Tokyo - The dollar was under pressure against the euro and other currencies on Wednesday after its rally ended on doubts over a US rate rise and speculation about a Greek funding deal.
The greenback slipped to 123.96 yen in Tokyo trading from 124.09 yen late on Tuesday in New York, and way off from a more than 12-year high of 125.05 yen recorded earlier on Tuesday in Tokyo.
The euro bought $1.1155 and 138.32 yen on Wednesday in Tokyo, compared with $1.1152 and 138.39 yen on Tuesday in New York.
The dollar took a hit from remarks on Tuesday by US Fed governor Lael Brainard that a recent run of weak data casts doubt on the strength of the US economy, which clouded expectations for a rate hike later this year.
Fresh data on Tuesday showed US factory orders in April fell by a sharper-than-expected 0.4 percent, logging the eighth contraction in nine months.
The euro gained on speculation that Greece is moving closer to a deal with international creditors to avert a default.
“This was a classic squeeze on the US dollar across the board, and really led by euro,” said Raiko Shareef, a markets strategist in Wellington at Bank of New Zealand.
“There was an almost perfect storm of factors to give the US dollar a bit of a knock back,” he said.
Greek Prime Minister Alexis Tsipras will meet European Commission President Jean-Claude Juncker Wednesday for make-or-break bailout talks, with a deadline looming for Athens to make a critical repayment.

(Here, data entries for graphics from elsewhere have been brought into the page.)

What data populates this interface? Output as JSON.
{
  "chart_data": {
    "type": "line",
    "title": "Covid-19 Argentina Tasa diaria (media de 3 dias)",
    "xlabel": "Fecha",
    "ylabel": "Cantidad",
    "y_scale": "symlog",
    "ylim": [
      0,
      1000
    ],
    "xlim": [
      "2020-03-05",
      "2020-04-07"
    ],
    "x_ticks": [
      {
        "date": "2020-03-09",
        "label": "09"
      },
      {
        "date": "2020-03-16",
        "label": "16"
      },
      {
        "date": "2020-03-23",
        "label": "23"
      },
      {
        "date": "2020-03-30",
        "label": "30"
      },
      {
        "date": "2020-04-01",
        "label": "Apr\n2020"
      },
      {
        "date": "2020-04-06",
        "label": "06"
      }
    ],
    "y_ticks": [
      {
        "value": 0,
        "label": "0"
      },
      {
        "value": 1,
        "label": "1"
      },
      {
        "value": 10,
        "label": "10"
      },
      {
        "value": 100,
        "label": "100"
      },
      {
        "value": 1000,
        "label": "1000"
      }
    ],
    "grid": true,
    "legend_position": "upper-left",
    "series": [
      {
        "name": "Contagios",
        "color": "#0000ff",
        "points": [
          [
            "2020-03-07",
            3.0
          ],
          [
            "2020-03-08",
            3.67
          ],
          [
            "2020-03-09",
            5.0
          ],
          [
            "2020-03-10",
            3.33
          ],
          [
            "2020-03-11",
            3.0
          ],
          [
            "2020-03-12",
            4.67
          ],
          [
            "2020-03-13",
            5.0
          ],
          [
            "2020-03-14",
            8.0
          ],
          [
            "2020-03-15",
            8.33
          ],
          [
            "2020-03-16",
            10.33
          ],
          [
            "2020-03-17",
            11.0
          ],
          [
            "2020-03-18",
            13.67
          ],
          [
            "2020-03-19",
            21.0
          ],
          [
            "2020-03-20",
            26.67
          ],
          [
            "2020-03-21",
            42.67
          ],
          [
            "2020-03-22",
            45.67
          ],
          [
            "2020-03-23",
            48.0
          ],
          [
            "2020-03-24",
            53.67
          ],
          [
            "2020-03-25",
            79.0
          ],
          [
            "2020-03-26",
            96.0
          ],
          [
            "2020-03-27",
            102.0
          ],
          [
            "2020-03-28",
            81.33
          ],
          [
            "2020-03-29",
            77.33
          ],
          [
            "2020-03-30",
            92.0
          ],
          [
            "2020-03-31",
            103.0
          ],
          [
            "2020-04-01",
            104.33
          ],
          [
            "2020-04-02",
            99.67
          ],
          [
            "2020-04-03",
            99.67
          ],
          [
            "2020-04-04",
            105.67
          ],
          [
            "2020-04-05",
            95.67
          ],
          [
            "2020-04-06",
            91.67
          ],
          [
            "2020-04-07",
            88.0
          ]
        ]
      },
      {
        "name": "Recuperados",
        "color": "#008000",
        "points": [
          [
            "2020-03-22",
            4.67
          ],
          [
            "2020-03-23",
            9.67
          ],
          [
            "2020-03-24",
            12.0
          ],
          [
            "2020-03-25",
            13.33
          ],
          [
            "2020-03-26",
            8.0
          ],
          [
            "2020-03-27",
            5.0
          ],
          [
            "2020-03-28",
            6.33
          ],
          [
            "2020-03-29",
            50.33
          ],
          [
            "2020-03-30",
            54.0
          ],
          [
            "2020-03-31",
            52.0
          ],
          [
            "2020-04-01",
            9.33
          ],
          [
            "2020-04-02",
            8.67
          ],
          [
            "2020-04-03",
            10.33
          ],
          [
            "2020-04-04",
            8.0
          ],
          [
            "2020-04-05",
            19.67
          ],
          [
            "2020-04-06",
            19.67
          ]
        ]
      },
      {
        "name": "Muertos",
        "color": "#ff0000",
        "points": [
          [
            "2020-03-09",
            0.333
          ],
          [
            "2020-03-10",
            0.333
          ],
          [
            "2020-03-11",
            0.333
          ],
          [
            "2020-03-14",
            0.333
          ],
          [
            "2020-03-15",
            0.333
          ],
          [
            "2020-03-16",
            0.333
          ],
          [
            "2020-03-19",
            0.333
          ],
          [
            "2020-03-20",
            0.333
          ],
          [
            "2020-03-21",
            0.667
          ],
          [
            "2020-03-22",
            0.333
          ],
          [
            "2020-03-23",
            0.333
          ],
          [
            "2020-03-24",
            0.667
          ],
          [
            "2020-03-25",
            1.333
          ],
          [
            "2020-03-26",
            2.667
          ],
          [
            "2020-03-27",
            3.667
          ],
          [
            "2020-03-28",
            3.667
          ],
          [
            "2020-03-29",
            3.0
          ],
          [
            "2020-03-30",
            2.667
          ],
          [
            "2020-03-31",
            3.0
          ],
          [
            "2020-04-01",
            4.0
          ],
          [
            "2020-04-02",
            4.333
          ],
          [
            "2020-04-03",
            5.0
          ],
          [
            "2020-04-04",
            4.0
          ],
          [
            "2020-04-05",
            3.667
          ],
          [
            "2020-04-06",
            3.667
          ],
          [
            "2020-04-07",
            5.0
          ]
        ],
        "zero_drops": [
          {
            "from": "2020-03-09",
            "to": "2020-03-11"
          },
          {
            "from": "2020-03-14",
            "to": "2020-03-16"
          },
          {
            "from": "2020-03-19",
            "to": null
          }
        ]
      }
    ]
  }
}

Greece has until Friday to repay 300 million euros ($328 million) it owes to the International Monetary Fund.
There are fears that Athens does not have the necessary funds and will default, possibly setting off a chain reaction that could end with a messy exit from the eurozone.
“The euro clearly has the ability to lead the dollar higher or lower across the board, and really that vulnerability stems from very different potential outcomes you get from the negotiations between Greece and its creditors,” Shareef said.
The euro also gained on data on Tuesday that showed eurozone inflation climbed to 0.3 percent in May, reviving hopes of economic recovery in Europe.
“It's not rocketing away, but perhaps puts the market's mind to the fact that the ECB may not have to buy bonds forever,” National Australia Bank said in a note.
The European Central Bank will hold a policy meeting later on Wednesday, with a press conference by president Mario Draghi to follow.